All three Pipelines are scored on fold 0 with the chance level alongside (E5.43); the LogReg Pipeline is saved for reuse so the downstream evaluation tutorials in track 50 / 51 can reload it without recomputing the fit.

result_summary = pd.DataFrame(
    [
        {
            "model": "LogReg",
            "accuracy_fold0": fold_accuracies[0],
            "chance_fold0": fold_chance[0],
            "n_features": n_features,
        },
        {
            "model": "Ridge",
            "accuracy_fold0": ridge_acc,
            "chance_fold0": fold_chance[0],
            "n_features": n_features,
        },
        {
            "model": boost_name,
            "accuracy_fold0": boost_acc,
            "chance_fold0": fold_chance[0],
            "n_features": n_features,
        },
    ]
)
print(result_summary.to_string(index=False, float_format=lambda v: f"{v:.3f}"))
pipeline_path = CACHE_DIR / "plot_42_logreg_pipeline.joblib"
joblib.dump(
    _build_pipeline().fit(
        feature_table[feature_cols].to_numpy(),
        feature_table["target"].to_numpy(),
    ),
    pipeline_path,
)
print(
    json.dumps(
        {
            "model_accuracy_test_mean": round(mean_acc, 3),
            "model_accuracy_test_std": round(std_acc, 3),
            "chance_level": round(chance_overall, 3),
            "n_features": n_features,
            "n_folds": n_folds,
            "saved_pipeline": pipeline_path.name,
        }
    )
)
   model  accuracy_fold0  chance_fold0  n_features
  LogReg           0.917         0.500          20
   Ridge           0.917         0.500          20
LightGBM           1.000         0.500          20
{"model_accuracy_test_mean": 0.979, "model_accuracy_test_std": 0.036, "chance_level": 0.5, "n_features": 20, "n_folds": 4, "saved_pipeline": "plot_42_logreg_pipeline.joblib"}

Wrap-up#

We loaded a feature table with the plot_40 schema, ran a 4-fold leave-one-subject-out split with get_splitter, fit a Pipeline of StandardScaler and LogisticRegression on each train slice, and pooled the predictions for the confusion matrix.
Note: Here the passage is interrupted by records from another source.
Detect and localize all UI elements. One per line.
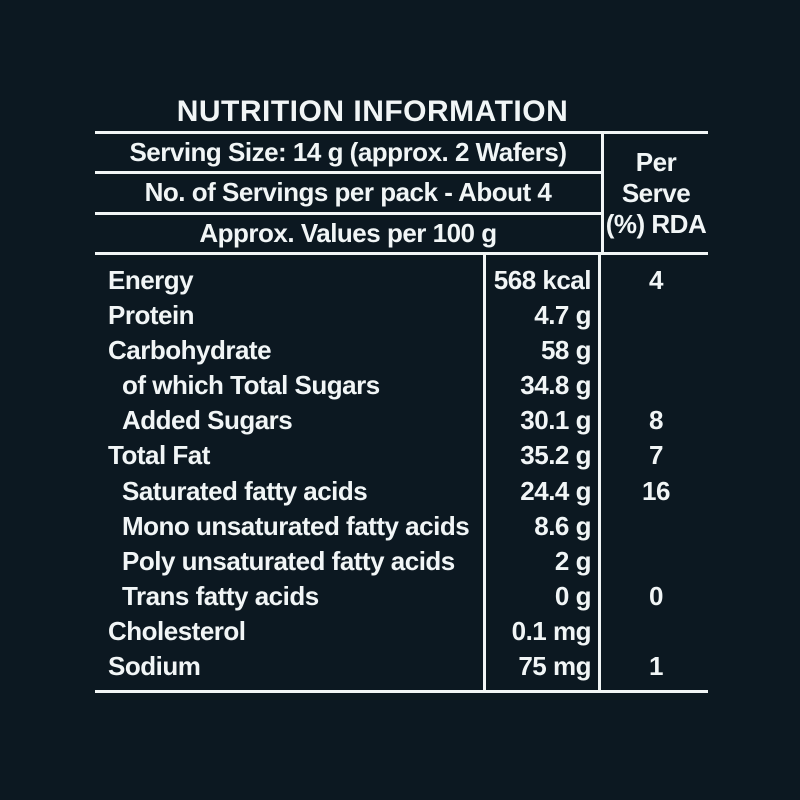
per-serve-line2: Serve [621,177,691,208]
nutrient-rda: 16 [642,475,670,506]
nutrient-value: 30.1 g [520,405,591,436]
table-row: Total Fat 35.2 g 7 [95,438,708,473]
per-serve-rda-header: Per Serve (%) RDA [601,134,708,252]
nutrition-table: Serving Size: 14 g (approx. 2 Wafers) No… [95,131,708,693]
values-basis-row: Approx. Values per 100 g [199,217,497,248]
servings-per-pack-row: No. of Servings per pack - About 4 [95,174,601,215]
table-row: Mono unsaturated fatty acids 8.6 g [95,509,708,544]
nutrient-value: 568 kcal [493,265,592,296]
nutrient-label: Carbohydrate [108,335,272,366]
nutrient-value: 4.7 g [534,300,591,331]
rda-column-divider [598,255,601,690]
nutrient-rda: 4 [649,265,663,296]
table-row: Energy 568 kcal 4 [95,263,708,298]
nutrient-label: Added Sugars [122,405,293,436]
serving-size-row: Serving Size: 14 g (approx. 2 Wafers) [95,134,601,175]
nutrient-value: 0.1 mg [511,615,592,646]
per-serve-line3: (%) RDA [605,208,707,239]
nutrient-value: 2 g [554,545,592,576]
nutrient-label: Sodium [108,650,201,681]
nutrient-label: of which Total Sugars [122,370,380,401]
nutrient-label: Mono unsaturated fatty acids [122,510,470,541]
nutrient-value: 34.8 g [520,370,591,401]
table-row: Trans fatty acids 0 g 0 [95,579,708,614]
table-row: Cholesterol 0.1 mg [95,614,708,649]
header-left-section: Serving Size: 14 g (approx. 2 Wafers) No… [95,134,601,252]
table-row: Protein 4.7 g [95,298,708,333]
nutrient-value: 35.2 g [520,440,591,471]
table-row: Sodium 75 mg 1 [95,649,708,684]
value-column-divider [483,255,486,690]
nutrient-value: 75 mg [518,650,591,681]
nutrient-value: 0 g [554,580,592,611]
nutrient-label: Cholesterol [108,615,246,646]
nutrient-label: Total Fat [108,440,210,471]
nutrient-value: 58 g [540,335,592,366]
table-header-section: Serving Size: 14 g (approx. 2 Wafers) No… [95,134,708,255]
nutrient-rda: 8 [649,405,663,436]
nutrient-value: 8.6 g [534,510,591,541]
per-serve-line1: Per [635,146,677,177]
table-row: of which Total Sugars 34.8 g [95,368,708,403]
table-body-section: Energy 568 kcal 4 Protein 4.7 g Carbohyd… [95,255,708,690]
nutrient-rda: 7 [649,440,663,471]
nutrient-rda: 1 [649,650,663,681]
nutrient-value: 24.4 g [520,475,591,506]
nutrient-label: Trans fatty acids [122,580,319,611]
table-row: Added Sugars 30.1 g 8 [95,403,708,438]
table-row: Poly unsaturated fatty acids 2 g [95,544,708,579]
table-row: Carbohydrate 58 g [95,333,708,368]
nutrient-label: Energy [108,265,194,296]
nutrient-label: Poly unsaturated fatty acids [122,545,455,576]
nutrient-label: Protein [108,300,195,331]
page-title: NUTRITION INFORMATION [176,95,569,128]
nutrient-rda: 0 [649,580,663,611]
nutrient-label: Saturated fatty acids [122,475,368,506]
table-row: Saturated fatty acids 24.4 g 16 [95,473,708,508]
The cross-subject mean +/- std is the only number worth quoting in a benchmark submission; the per-fold table shows whether that mean is stable. A clean shape and a chance-anchored accuracy only confirm plumbing; signal quality and task design are still open questions [Cisotto and Chicco, 2024].

Try it yourself#

  • Replace the synthesised feature table with pd.read_parquet(CACHE_DIR / "plot_40_features.parquet") once plot_40 has been run end-to-end.

  • Inspect pipe.named_steps['clf'].coef_ for the saved Pipeline and rank the top-k columns; on this contrast the alpha-band features should dominate.

  • Bump N_PER_SUBJECT to 64 and rerun; the shaded mean +/- std band should tighten as the per-fold sample size grows.

  • Drop the alpha band from BANDS in the synthesis. Does the PCA panel still separate the classes? Does the held-out mean drop to chance?

References#

See References for the centralised bibliography of papers cited above. Add or amend an entry once in docs/source/refs.bib; every tutorial inherits the update.